A recent national survey by Erie Insurance found that more than half of its respondents plan to take at least one road trip this year and 4% plan on traveling with pets. However, traveling with an animal can be dangerous if appropriate safety measures are not taken.
Celebrated in May, this National Pet Month is a good time to brush up on a few safety precautions:
Tips for traveling with a dog:
- Restrain your pet. A proper restraint will protect your dog if an accident should occur. The Center for Pet Safety recommends using a quality crash-tested harness to keep your dog safe.

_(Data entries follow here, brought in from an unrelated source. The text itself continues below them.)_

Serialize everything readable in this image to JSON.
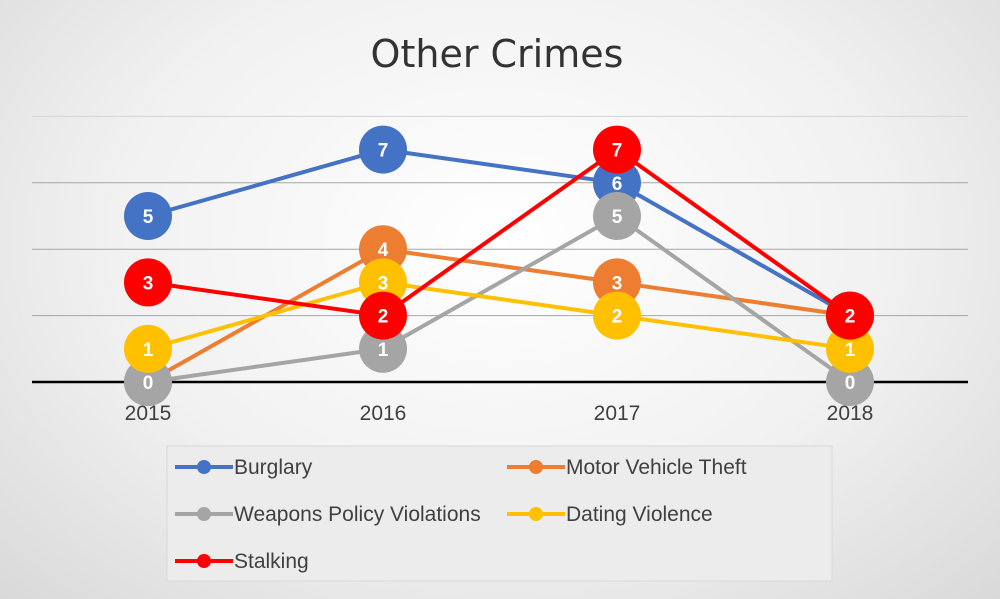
{
  "chart_data": {
    "type": "line",
    "title": "Other Crimes",
    "xlabel": "",
    "ylabel": "",
    "categories": [
      "2015",
      "2016",
      "2017",
      "2018"
    ],
    "ylim": [
      0,
      7
    ],
    "grid": true,
    "legend_position": "bottom",
    "data_labels": true,
    "series": [
      {
        "name": "Burglary",
        "color": "#4472C4",
        "values": [
          5,
          7,
          6,
          2
        ]
      },
      {
        "name": "Motor Vehicle Theft",
        "color": "#ED7D31",
        "values": [
          0,
          4,
          3,
          2
        ]
      },
      {
        "name": "Weapons Policy Violations",
        "color": "#A5A5A5",
        "values": [
          0,
          1,
          5,
          0
        ]
      },
      {
        "name": "Dating Violence",
        "color": "#FFC000",
        "values": [
          1,
          3,
          2,
          1
        ]
      },
      {
        "name": "Stalking",
        "color": "#FF0000",
        "values": [
          3,
          2,
          7,
          2
        ]
      }
    ]
  }
}
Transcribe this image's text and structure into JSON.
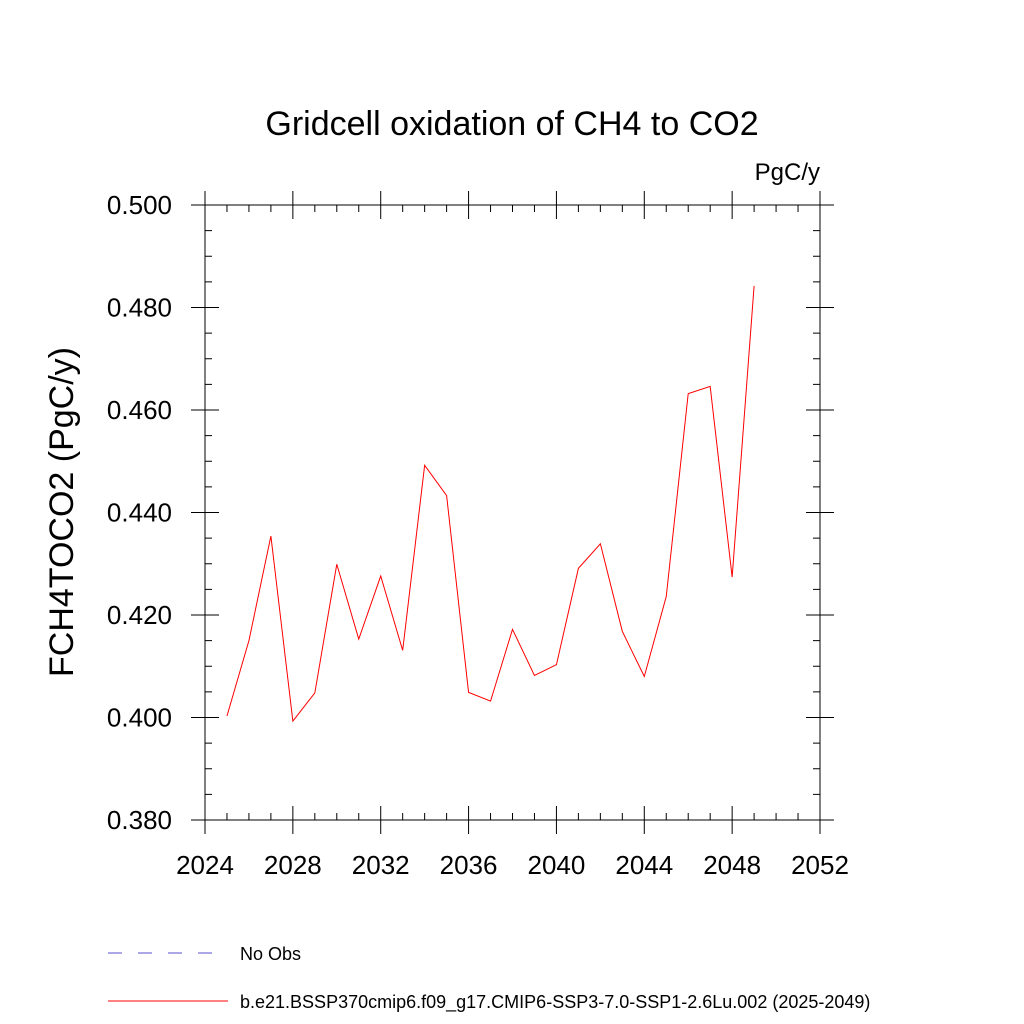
{
  "chart_data": {
    "type": "line",
    "title": "Gridcell oxidation of CH4 to CO2",
    "units": "PgC/y",
    "ylabel": "FCH4TOCO2  (PgC/y)",
    "xlabel": "",
    "xlim": [
      2024,
      2052
    ],
    "ylim": [
      0.38,
      0.5
    ],
    "xticks": [
      2024,
      2028,
      2032,
      2036,
      2040,
      2044,
      2048,
      2052
    ],
    "xtick_labels": [
      "2024",
      "2028",
      "2032",
      "2036",
      "2040",
      "2044",
      "2048",
      "2052"
    ],
    "yticks": [
      0.38,
      0.4,
      0.42,
      0.44,
      0.46,
      0.48,
      0.5
    ],
    "ytick_labels": [
      "0.380",
      "0.400",
      "0.420",
      "0.440",
      "0.460",
      "0.480",
      "0.500"
    ],
    "grid": false,
    "legend_position": "bottom-left",
    "series": [
      {
        "name": "No Obs",
        "color": "#5a4fcf",
        "dash": "dashed",
        "x": [],
        "values": []
      },
      {
        "name": "b.e21.BSSP370cmip6.f09_g17.CMIP6-SSP3-7.0-SSP1-2.6Lu.002 (2025-2049)",
        "color": "#ff0000",
        "dash": "solid",
        "x": [
          2025,
          2026,
          2027,
          2028,
          2029,
          2030,
          2031,
          2032,
          2033,
          2034,
          2035,
          2036,
          2037,
          2038,
          2039,
          2040,
          2041,
          2042,
          2043,
          2044,
          2045,
          2046,
          2047,
          2048,
          2049
        ],
        "values": [
          0.4003,
          0.415,
          0.4354,
          0.3993,
          0.4048,
          0.4299,
          0.4153,
          0.4276,
          0.4131,
          0.4492,
          0.4433,
          0.4049,
          0.4032,
          0.4172,
          0.4082,
          0.4103,
          0.4291,
          0.4339,
          0.4168,
          0.408,
          0.4236,
          0.4632,
          0.4646,
          0.4274,
          0.4842
        ]
      }
    ]
  }
}
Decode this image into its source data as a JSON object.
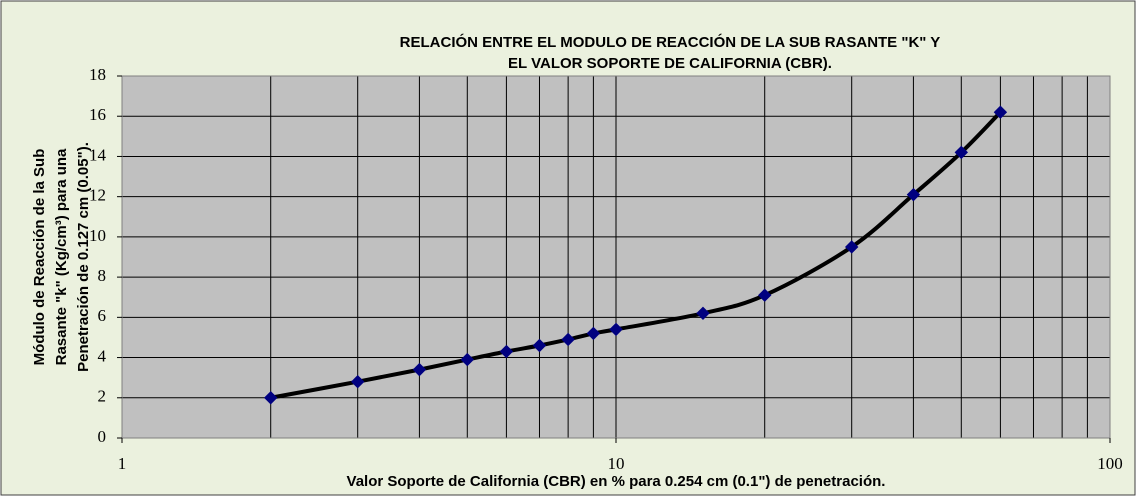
{
  "chart_data": {
    "type": "line",
    "title": [
      "RELACIÓN ENTRE EL MODULO DE REACCIÓN DE LA SUB RASANTE \"K\" Y",
      "EL VALOR SOPORTE DE CALIFORNIA (CBR)."
    ],
    "xlabel": "Valor Soporte de California (CBR) en % para 0.254 cm (0.1\") de penetración.",
    "ylabel": [
      "Módulo de Reacción de la Sub",
      "Rasante \"k\" (Kg/cm³) para una",
      "Penetración de 0.127 cm (0.05\")."
    ],
    "x": [
      2,
      3,
      4,
      5,
      6,
      7,
      8,
      9,
      10,
      15,
      20,
      30,
      40,
      50,
      60
    ],
    "series": [
      {
        "color": "#000000",
        "marker_color": "#000080",
        "values": [
          2.0,
          2.8,
          3.4,
          3.9,
          4.3,
          4.6,
          4.9,
          5.2,
          5.4,
          6.2,
          7.1,
          9.5,
          12.1,
          14.2,
          16.2
        ]
      }
    ],
    "xscale": "log",
    "xlim": [
      1,
      100
    ],
    "xticks": [
      1,
      10,
      100
    ],
    "xminor_ticks": [
      2,
      3,
      4,
      5,
      6,
      7,
      8,
      9,
      20,
      30,
      40,
      50,
      60,
      70,
      80,
      90
    ],
    "ylim": [
      0,
      18
    ],
    "yticks": [
      0,
      2,
      4,
      6,
      8,
      10,
      12,
      14,
      16,
      18
    ],
    "grid": true
  }
}
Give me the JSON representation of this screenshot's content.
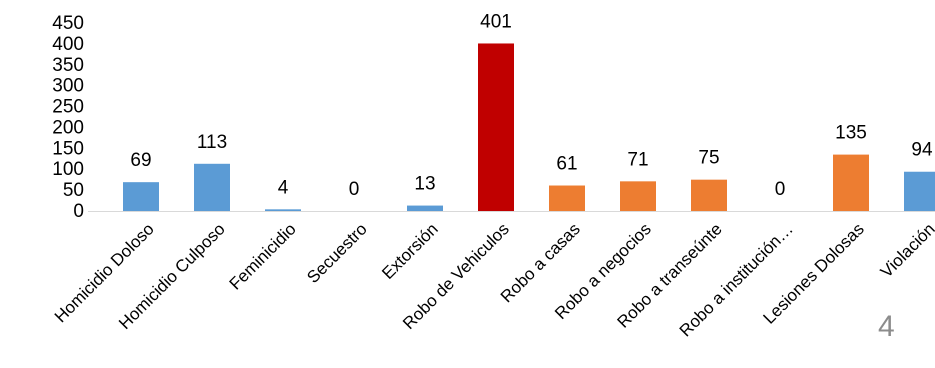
{
  "chart_data": {
    "type": "bar",
    "categories": [
      "Homicidio Doloso",
      "Homicidio Culposo",
      "Feminicidio",
      "Secuestro",
      "Extorsión",
      "Robo de Vehiculos",
      "Robo a casas",
      "Robo a negocios",
      "Robo a transeúnte",
      "Robo a institución…",
      "Lesiones Dolosas",
      "Violación"
    ],
    "values": [
      69,
      113,
      4,
      0,
      13,
      401,
      61,
      71,
      75,
      0,
      135,
      94
    ],
    "data_labels": [
      "69",
      "113",
      "4",
      "0",
      "13",
      "401",
      "61",
      "71",
      "75",
      "0",
      "135",
      "94"
    ],
    "bar_colors": [
      "#5b9bd5",
      "#5b9bd5",
      "#5b9bd5",
      "#5b9bd5",
      "#5b9bd5",
      "#c00000",
      "#ed7d31",
      "#ed7d31",
      "#ed7d31",
      "#ed7d31",
      "#ed7d31",
      "#5b9bd5"
    ],
    "ylim": [
      0,
      450
    ],
    "yticks": [
      0,
      50,
      100,
      150,
      200,
      250,
      300,
      350,
      400,
      450
    ],
    "ytick_labels": [
      "0",
      "50",
      "100",
      "150",
      "200",
      "250",
      "300",
      "350",
      "400",
      "450"
    ],
    "grid": false,
    "title": "",
    "xlabel": "",
    "ylabel": ""
  },
  "page_number": "4"
}
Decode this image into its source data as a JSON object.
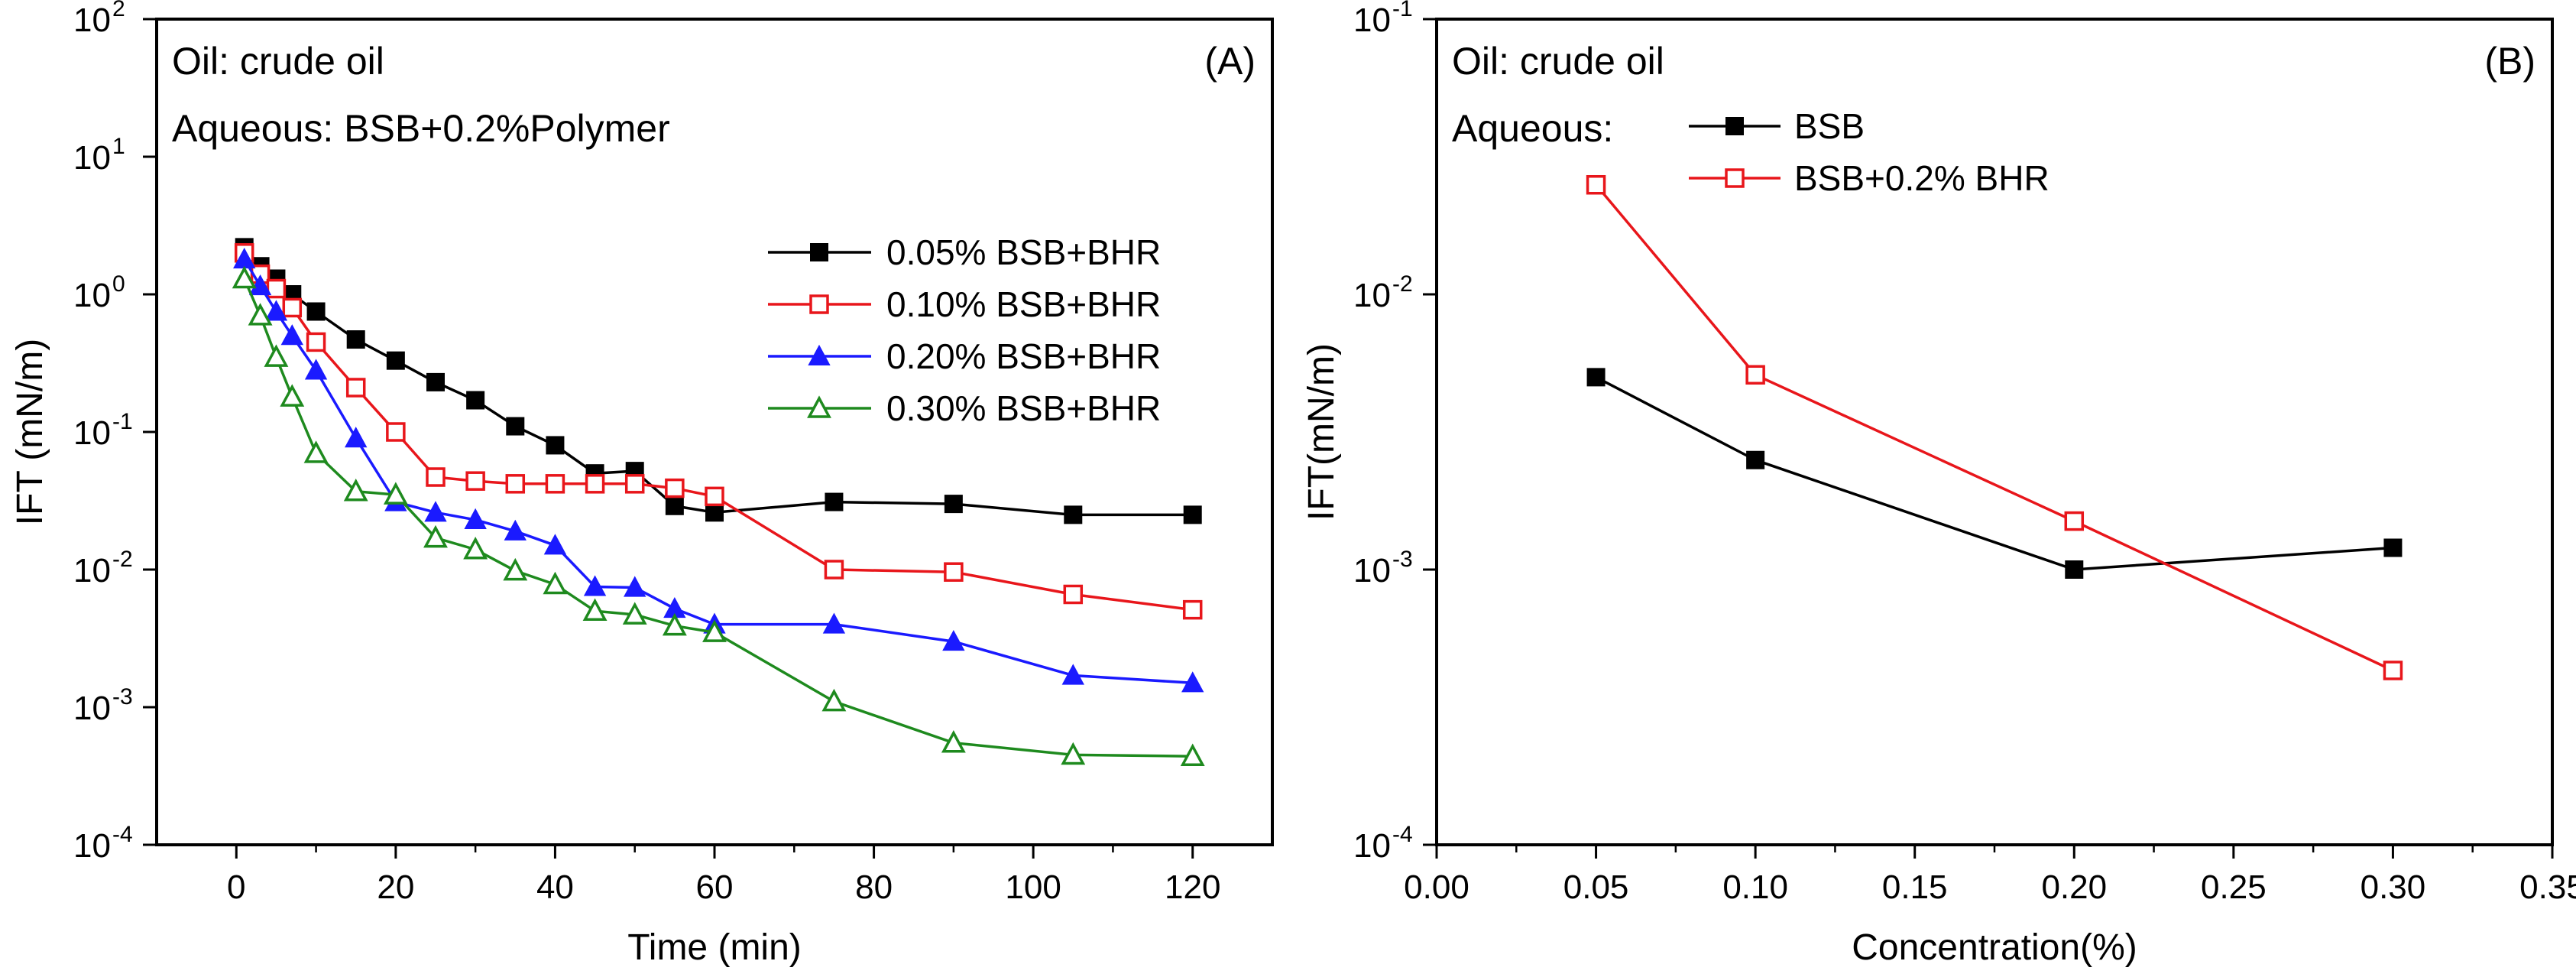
{
  "chart_data": [
    {
      "type": "line",
      "panel_label": "(A)",
      "annotations": [
        "Oil: crude oil",
        "Aqueous: BSB+0.2%Polymer"
      ],
      "xlabel": "Time (min)",
      "ylabel": "IFT (mN/m)",
      "xlim": [
        -10,
        130
      ],
      "ylim": [
        0.0001,
        100
      ],
      "yscale": "log",
      "xticks": [
        0,
        20,
        40,
        60,
        80,
        100,
        120
      ],
      "ytick_exponents": [
        -4,
        -3,
        -2,
        -1,
        0,
        1,
        2
      ],
      "ytick_base": "10",
      "legend_position": "right",
      "series": [
        {
          "name": "0.05% BSB+BHR",
          "color": "#000000",
          "marker": "square-filled",
          "x": [
            1,
            3,
            5,
            7,
            10,
            15,
            20,
            25,
            30,
            35,
            40,
            45,
            50,
            55,
            60,
            75,
            90,
            105,
            120
          ],
          "y": [
            2.2,
            1.6,
            1.3,
            1.0,
            0.75,
            0.47,
            0.33,
            0.23,
            0.17,
            0.11,
            0.08,
            0.05,
            0.052,
            0.029,
            0.026,
            0.031,
            0.03,
            0.025,
            0.025
          ]
        },
        {
          "name": "0.10% BSB+BHR",
          "color": "#e8161b",
          "marker": "square-open",
          "x": [
            1,
            3,
            5,
            7,
            10,
            15,
            20,
            25,
            30,
            35,
            40,
            45,
            50,
            55,
            60,
            75,
            90,
            105,
            120
          ],
          "y": [
            2.0,
            1.4,
            1.1,
            0.8,
            0.45,
            0.21,
            0.1,
            0.047,
            0.044,
            0.042,
            0.042,
            0.042,
            0.042,
            0.039,
            0.034,
            0.01,
            0.0096,
            0.0066,
            0.0051
          ]
        },
        {
          "name": "0.20% BSB+BHR",
          "color": "#1a1aff",
          "marker": "triangle-filled",
          "x": [
            1,
            3,
            5,
            7,
            10,
            15,
            20,
            25,
            30,
            35,
            40,
            45,
            50,
            55,
            60,
            75,
            90,
            105,
            120
          ],
          "y": [
            1.8,
            1.15,
            0.75,
            0.5,
            0.28,
            0.09,
            0.031,
            0.026,
            0.023,
            0.019,
            0.015,
            0.0075,
            0.0074,
            0.0052,
            0.004,
            0.004,
            0.003,
            0.0017,
            0.0015
          ]
        },
        {
          "name": "0.30% BSB+BHR",
          "color": "#1e8a1e",
          "marker": "triangle-open",
          "x": [
            1,
            3,
            5,
            7,
            10,
            15,
            20,
            25,
            30,
            35,
            40,
            45,
            50,
            55,
            60,
            75,
            90,
            105,
            120
          ],
          "y": [
            1.3,
            0.7,
            0.35,
            0.18,
            0.07,
            0.037,
            0.035,
            0.017,
            0.014,
            0.0098,
            0.0078,
            0.005,
            0.0047,
            0.0039,
            0.0035,
            0.0011,
            0.00055,
            0.00045,
            0.00044
          ]
        }
      ]
    },
    {
      "type": "line",
      "panel_label": "(B)",
      "annotations": [
        "Oil: crude oil",
        "Aqueous:"
      ],
      "xlabel": "Concentration(%)",
      "ylabel": "IFT(mN/m)",
      "xlim": [
        0,
        0.35
      ],
      "ylim": [
        0.0001,
        0.1
      ],
      "yscale": "log",
      "xticks": [
        "0.00",
        "0.05",
        "0.10",
        "0.15",
        "0.20",
        "0.25",
        "0.30",
        "0.35"
      ],
      "ytick_exponents": [
        -4,
        -3,
        -2,
        -1
      ],
      "ytick_base": "10",
      "legend_position": "top-left",
      "series": [
        {
          "name": "BSB",
          "color": "#000000",
          "marker": "square-filled",
          "x": [
            0.05,
            0.1,
            0.2,
            0.3
          ],
          "y": [
            0.005,
            0.0025,
            0.001,
            0.0012
          ]
        },
        {
          "name": "BSB+0.2% BHR",
          "color": "#e8161b",
          "marker": "square-open",
          "x": [
            0.05,
            0.1,
            0.2,
            0.3
          ],
          "y": [
            0.025,
            0.0051,
            0.0015,
            0.00043
          ]
        }
      ]
    }
  ]
}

- Rein in your pooch. Allowing your dog to stick their head out the window is more dangerous than it seems. It can cause road debris to get into their eyes, nose and mouth and potentially lead to serious injuries.
- Minimize distractions. Erie Insurance found in its recent national survey that 5% of respondents are distracted by their dog when driving. To avoid disruptions, keep them in the back seat and never allow your dog to sit on your lap. Use a barrier to avoid a dog making its way to the front, and avoid feeding and playing with your dog while driving.
Tips for traveling with a cat:
- Use a proper carrier. Cats become easily stressed when traveling. To keep them safe and comfortable, you’ll want to place them in a sturdy carrier that provides enough room for them to move around.
- Practice safe exits. Only let your cat out of the carrier when parked. Make sure your cat is wearing a harness and leash before exiting the vehicle. Should your cat get startled and run, a harness and leash will allow you to rein them in, keeping them out of harm’s way.
General tips for traveling with pets:
- Never leave a pet in a hot car. Leaving any kind of pet alone in a vehicle is extremely dangerous. According to the Humane Society of the United States, a vehicle’s temperature can quickly exceed 120 degrees in warm weather, leaving your pet at risk of brain damage, heat stroke and suffocation.
- Be prepared in case of emergency. Should anything go wrong, plan to contact a nearby vet. Healthypet.com allows you to search by ZIP code for American Animal Hospital Association (AAHA) accredited clinics.
Even when taking appropriate precautions, accidents still happen. An auto insurance policy can protect you financially and provide peace of mind. Some companies, including Erie Insurance, offer coverage to help with vet treatment costs if your pet is hurt in a car accident.
“We recognize that pets are a valued part of many families,” said Jon Bloom, vice president of personal auto at Erie Insurance. “This is why we believe it’s so important to include pet coverage in our auto policy.”
To protect your beloved companions and your vehicle, talk to an insurance agent or visit ErieInsurance.com.
This National Pet Month, be sure you have all the know-how needed to comfortably and safely take any length car trip with your pet.